|Profession||Charter School Teacher|
|Work Benefits||Full, dental, eye, health|
|Current Location||Oakland, CA|
1. How did you get to where you are today?
I went to college and did lots of internships in social justice. A recruiter from Teach for America convinced me that the best way to impact social justice was to be a teacher. I applied and got it in the 1st round. I did student teaching and credentialing through Teach for America in the Oakland Unified district. Then I switched to Aspire Public Schools, which are charter schools.
I paid for school with loans, grants and parents. I have student loan debt now.
2. What do you do at your job? What does your daily routine look like?
I teach 8th grade at a middle school. I work 7 am - 7 pm every day, and then I prep for the next day. I write lesson plans, coach curriculum, and build relationships with my students. I serve as an advisor and mentor to certain students.
3. As a child or a teenager, what did you want to be when you grew up? What is your ultimate career goal now, and do you think that’s realistic?
I wanted to be a lawyer. Growing up, I was a Republican. I wanted to make a lot of money and be successful. Then I went to a liberal arts college. I turned liberal and began caring about social justice.
4. What would you say your general political leanings are? Not party affiliation, per se, but your stance on work-related issues like social security, overseas manufacturing, and unions.
I’m progressive and liberal across the board. I support unions.
5. How have the past four years of economic instability affected your career?
I think that a huge reason I took Teach for America is that the economy was bad; there were no jobs unless it was through a program like TFA. I wasn’t going to pass that up. If it weren’t for the recession, there would have been a huge possibility that I wouldn’t have applied (to Teach for America) at all.
6. What worries you most about your job? What worries you most about your life outside of work.
It’s not sustainable – the amount of work, mentally, physically, emotionally. It’s too much work.
7. Are you in a union? Does your industry have unions? Do you think your industry should unionize?
No union, because I’m at a charter school. I understand why they don’t have a union.
8. What is your proudest career accomplishment?
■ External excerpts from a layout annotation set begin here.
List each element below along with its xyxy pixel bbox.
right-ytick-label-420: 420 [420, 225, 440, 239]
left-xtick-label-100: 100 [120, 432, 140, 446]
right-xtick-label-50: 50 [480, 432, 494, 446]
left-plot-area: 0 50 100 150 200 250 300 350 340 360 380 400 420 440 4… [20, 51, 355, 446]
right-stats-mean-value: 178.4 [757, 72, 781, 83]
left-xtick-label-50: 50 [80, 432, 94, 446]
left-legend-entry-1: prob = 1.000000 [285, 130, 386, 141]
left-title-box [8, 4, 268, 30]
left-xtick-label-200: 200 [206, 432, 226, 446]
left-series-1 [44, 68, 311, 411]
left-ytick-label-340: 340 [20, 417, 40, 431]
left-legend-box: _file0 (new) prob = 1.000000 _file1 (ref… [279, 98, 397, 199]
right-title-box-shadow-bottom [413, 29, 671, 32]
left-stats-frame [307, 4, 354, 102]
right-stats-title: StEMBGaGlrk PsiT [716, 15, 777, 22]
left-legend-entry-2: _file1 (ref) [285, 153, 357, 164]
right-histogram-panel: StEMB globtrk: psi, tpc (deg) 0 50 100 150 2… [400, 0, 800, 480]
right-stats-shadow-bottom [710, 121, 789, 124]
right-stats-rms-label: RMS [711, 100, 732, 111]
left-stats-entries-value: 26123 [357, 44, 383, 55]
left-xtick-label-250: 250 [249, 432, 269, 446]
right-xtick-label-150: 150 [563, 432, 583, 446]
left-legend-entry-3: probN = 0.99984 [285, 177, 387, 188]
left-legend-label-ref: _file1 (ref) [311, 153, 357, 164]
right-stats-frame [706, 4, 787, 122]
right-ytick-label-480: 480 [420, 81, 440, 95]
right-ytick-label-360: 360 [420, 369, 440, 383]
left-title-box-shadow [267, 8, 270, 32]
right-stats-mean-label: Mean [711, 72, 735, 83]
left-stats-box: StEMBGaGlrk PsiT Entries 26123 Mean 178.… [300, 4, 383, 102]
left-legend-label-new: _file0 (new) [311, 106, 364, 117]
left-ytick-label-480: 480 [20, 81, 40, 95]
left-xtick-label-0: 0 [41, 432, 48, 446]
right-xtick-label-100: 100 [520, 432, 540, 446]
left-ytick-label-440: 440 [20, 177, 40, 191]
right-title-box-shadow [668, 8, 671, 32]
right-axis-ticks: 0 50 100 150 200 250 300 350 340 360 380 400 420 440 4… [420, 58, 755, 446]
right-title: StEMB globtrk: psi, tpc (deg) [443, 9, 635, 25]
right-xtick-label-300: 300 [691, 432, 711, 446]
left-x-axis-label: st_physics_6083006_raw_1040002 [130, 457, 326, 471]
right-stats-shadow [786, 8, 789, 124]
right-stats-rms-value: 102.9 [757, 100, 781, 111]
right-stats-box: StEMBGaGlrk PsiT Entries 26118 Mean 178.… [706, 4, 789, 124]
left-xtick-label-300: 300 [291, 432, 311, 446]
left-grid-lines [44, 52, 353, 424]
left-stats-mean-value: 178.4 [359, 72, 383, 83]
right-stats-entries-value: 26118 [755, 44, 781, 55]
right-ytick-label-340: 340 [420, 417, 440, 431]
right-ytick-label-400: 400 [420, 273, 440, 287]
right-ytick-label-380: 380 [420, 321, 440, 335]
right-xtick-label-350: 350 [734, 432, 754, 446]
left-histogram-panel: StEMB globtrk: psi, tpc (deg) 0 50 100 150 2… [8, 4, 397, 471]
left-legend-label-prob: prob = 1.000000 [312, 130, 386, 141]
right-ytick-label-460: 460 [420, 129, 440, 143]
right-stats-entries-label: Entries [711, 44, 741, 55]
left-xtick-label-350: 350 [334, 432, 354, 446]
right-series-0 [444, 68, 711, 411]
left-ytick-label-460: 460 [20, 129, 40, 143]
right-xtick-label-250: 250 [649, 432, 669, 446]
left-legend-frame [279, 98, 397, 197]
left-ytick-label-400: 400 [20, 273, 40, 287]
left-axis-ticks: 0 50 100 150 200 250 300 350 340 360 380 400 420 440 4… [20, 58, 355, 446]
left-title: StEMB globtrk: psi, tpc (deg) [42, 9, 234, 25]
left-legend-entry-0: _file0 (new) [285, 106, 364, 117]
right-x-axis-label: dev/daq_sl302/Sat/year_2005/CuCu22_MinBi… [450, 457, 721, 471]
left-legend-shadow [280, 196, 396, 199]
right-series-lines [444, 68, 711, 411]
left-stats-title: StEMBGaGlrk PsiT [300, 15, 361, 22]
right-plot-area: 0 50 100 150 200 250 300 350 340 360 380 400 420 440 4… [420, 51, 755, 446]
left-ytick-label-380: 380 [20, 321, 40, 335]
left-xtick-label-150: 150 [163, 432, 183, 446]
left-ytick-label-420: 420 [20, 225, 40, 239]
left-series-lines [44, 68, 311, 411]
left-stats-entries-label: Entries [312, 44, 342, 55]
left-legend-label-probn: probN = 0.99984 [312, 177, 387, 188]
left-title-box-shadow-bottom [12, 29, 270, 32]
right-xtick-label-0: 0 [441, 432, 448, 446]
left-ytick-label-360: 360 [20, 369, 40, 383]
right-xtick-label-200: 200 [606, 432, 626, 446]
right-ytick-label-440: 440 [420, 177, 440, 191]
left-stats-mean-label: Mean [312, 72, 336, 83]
Those moments when I had kids who have struggled and were behaviorally off-task, and I was able to make a difference with them. A student named Chris wasn’t focused and wasn't getting his work done. I tried to build a relationship with him, but he pushed me away. But by the end of the year we got to the point where we were getting along, and he understood what was wrong with his behavior. He took the state exams and said they were easy. He said he had been paying attention to me. I’ll never forget that.
9. If you could change one thing about your job, what would it be? (More flexible hours, better benefits, higher salary, better job security, pension plan, etc)
There should be smaller class sizes and more teachers per student. We should have classes of 15 students, maximum.
10. What would you like America to know about you and people like you?
Teachers really do care, but it is the system we work in that creates problems in how we teach children. The system needs to be fixed, not the teachers.